By Anthony Marcum
Within minutes of Brett Kavanaugh’s Supreme Court nomination, opponents were quick to highlight a 2009 article written by Kavanaugh for the Minnesota Law Review. Some claim the article supports the position that the president is shielded from any legal liability, including criminal prosecution. With this, opponents to President Trump’s selection have speculated that Kavanaugh was chosen to protect Trump from Special Counsel Robert Mueller’s current investigation.
This, however, is a vast misreading of Kavanaugh’s work.
The 2009 article was adapted from a speech Kavanaugh gave to law students only weeks before the 2008 election, addressing possible challenges facing the new president. In it, he recalls his experience working for Kenneth Starr during the President Clinton investigation and in the White House during the Bush administration.

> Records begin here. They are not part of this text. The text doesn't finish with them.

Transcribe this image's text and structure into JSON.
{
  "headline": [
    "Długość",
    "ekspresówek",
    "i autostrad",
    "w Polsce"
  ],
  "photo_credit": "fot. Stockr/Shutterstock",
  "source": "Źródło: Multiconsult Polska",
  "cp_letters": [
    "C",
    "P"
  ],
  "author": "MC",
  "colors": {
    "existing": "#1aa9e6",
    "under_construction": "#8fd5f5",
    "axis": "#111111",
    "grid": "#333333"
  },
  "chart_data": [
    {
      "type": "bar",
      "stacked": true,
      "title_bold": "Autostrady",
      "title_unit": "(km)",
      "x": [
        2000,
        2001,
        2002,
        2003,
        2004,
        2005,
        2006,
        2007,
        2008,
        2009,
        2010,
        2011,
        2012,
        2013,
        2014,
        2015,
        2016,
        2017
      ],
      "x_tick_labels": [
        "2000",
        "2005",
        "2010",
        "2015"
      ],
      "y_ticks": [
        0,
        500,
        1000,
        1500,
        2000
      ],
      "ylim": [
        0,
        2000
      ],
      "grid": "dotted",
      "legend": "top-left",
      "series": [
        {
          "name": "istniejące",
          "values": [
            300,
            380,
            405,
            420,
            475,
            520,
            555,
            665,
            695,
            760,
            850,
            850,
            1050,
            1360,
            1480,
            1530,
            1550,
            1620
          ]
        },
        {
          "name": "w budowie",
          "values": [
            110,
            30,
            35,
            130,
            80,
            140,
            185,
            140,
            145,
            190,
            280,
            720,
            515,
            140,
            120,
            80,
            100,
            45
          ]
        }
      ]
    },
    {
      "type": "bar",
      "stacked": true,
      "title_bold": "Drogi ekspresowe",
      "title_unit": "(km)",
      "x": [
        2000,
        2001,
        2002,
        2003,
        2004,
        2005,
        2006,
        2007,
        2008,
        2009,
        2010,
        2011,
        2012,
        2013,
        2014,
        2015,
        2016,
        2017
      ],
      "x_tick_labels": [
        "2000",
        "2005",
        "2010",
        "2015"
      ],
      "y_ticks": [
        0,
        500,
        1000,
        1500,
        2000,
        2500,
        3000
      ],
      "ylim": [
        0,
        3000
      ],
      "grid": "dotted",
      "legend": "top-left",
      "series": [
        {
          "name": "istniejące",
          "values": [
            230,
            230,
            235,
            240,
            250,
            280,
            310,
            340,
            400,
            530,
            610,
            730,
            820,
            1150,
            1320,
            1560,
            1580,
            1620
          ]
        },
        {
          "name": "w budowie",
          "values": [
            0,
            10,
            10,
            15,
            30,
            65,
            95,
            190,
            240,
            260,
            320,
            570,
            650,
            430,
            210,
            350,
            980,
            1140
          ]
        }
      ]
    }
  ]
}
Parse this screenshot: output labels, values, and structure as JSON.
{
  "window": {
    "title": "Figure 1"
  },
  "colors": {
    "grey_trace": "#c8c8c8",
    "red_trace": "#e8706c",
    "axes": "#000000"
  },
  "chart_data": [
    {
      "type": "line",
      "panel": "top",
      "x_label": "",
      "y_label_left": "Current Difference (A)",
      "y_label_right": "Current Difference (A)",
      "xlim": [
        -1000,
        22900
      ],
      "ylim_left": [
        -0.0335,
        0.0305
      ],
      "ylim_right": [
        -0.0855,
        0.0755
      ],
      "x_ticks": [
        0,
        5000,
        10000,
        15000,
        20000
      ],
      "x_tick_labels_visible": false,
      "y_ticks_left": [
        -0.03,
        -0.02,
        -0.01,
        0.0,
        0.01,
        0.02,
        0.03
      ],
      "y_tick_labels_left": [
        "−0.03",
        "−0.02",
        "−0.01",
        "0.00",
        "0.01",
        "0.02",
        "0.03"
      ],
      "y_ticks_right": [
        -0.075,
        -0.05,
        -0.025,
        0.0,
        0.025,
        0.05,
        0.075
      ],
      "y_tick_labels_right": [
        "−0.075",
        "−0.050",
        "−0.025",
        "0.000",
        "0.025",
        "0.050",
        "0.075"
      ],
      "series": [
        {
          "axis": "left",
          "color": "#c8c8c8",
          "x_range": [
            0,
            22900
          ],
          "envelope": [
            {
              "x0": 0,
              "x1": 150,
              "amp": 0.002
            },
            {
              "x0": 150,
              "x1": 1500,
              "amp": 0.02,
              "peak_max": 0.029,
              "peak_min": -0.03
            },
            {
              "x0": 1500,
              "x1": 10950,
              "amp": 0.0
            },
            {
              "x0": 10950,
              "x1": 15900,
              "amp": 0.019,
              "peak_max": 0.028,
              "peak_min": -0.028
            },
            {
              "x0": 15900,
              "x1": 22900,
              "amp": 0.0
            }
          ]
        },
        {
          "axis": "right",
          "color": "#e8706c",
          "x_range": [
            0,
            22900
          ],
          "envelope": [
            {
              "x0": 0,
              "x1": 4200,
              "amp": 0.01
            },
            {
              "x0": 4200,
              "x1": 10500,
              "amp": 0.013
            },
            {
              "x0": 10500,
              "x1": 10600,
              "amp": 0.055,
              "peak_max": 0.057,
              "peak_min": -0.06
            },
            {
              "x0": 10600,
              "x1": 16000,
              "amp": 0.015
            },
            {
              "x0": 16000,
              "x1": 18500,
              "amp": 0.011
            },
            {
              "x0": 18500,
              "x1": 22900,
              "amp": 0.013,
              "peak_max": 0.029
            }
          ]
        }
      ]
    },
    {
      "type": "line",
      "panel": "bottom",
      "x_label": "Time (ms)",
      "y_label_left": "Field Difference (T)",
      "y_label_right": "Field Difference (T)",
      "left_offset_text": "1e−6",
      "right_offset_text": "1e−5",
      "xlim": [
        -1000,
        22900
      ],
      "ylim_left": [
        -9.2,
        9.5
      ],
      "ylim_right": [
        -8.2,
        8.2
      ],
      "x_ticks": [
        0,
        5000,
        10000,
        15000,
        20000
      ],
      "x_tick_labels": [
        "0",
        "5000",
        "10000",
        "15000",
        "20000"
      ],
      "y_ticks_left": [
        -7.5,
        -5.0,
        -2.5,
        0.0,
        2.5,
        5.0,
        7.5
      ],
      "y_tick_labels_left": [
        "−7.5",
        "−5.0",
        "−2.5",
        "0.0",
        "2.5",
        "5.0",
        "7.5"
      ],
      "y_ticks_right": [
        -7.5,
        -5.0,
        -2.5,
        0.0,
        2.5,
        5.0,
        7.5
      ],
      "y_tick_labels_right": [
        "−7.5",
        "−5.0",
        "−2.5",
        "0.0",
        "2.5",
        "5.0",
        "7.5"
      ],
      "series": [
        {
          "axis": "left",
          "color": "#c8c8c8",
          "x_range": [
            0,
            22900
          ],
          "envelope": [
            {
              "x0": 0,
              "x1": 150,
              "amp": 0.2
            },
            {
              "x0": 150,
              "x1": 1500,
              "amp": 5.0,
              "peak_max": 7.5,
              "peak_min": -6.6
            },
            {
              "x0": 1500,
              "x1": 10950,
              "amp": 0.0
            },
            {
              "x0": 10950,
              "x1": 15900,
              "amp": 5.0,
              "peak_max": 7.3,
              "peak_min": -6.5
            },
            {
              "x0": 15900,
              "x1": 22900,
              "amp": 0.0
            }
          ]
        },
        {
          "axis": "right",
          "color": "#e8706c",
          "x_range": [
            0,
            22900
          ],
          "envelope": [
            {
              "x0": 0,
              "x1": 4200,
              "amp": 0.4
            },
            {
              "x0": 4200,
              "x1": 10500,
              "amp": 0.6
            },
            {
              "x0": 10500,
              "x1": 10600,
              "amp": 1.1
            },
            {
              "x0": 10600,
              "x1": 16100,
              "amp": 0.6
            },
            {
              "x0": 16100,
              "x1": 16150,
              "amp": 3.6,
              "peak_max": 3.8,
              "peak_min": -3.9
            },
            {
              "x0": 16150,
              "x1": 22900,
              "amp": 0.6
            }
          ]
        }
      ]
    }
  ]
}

Next is where critics get it wrong. “Having seen first-hand how complex and difficult that job is,” Kavanaugh writes, “I believe it vital that the President be able to focus on his never-ending tasks with as few distractions as possible.” Kavanaugh then argues that Congress should pass legislation deferring any civil suits, criminal investigation or prosecutions until a president is out of office.
The imperative words are Congress and legislation. Kavanaugh is not expressing a legal opinion, but a policy proposal. The article is, in fact, silent as to whether he believes the constitution bars prosecuting or suing a sitting president. Yet, Kavanaugh’s proposal for greater legislative protections offers a hint. After all, if Kavanaugh believed that the constitution forbids suits, investigations or prosecutions against a sitting president, legislation to defer them until after the president’s tenure would be unnecessary.
Even if Kavanaugh believed the constitution prohibits the indictment of a sitting president, his view would be well within the mainstream. The Office of Legal Counsel (an office within the Department of Justice) has for decades concluded that a sitting president is constitutionally immune from prosecution. And most legal scholars similarly believe a president is immune while in office.
Importantly, although Kavanaugh’s legislative proposals are executive-friendly, he still recognizes Congress’s crucial role in checking the president’s powers. As he notes, the constitution offers Congress the ultimate “check against a bad-behaving or law-breaking President” – impeachment.
Still, some may contend that impeachment is unlikely if legislation exists barring criminal investigations. But the article does not propose barring congressional investigations. Indeed, in an earlier 1998 article, Kavanaugh argues that, when concerning the president, “congressional investigation must take place in lieu of criminal investigation.” He further claims that, historically, congressional investigations are where the public learns about “committed malfeasance in office.”
A fair review of Kavanaugh’s writings should reassure those who have concerns about his judicial independence. Although he may have suspicions about the merits of civil suits and prosecutions against sitting presidents, he has never claimed that a president is above the law. On the contrary, he supports robust congressional review and the power of the political process to remove an unworthy president from power. These are not partisan beliefs. Kavanaugh’s 2009 article was published in the first year of an Obama presidency, and his earlier 1998 article was written soon after work helping to investigate President Clinton.
As for any Supreme Court nominee, the Senate should carefully review and scrutinize Kavanaugh’s record. But a mischaracterization of his writings debases his critics’ credibility and serves as another example of the lamentably polarized judicial nomination process.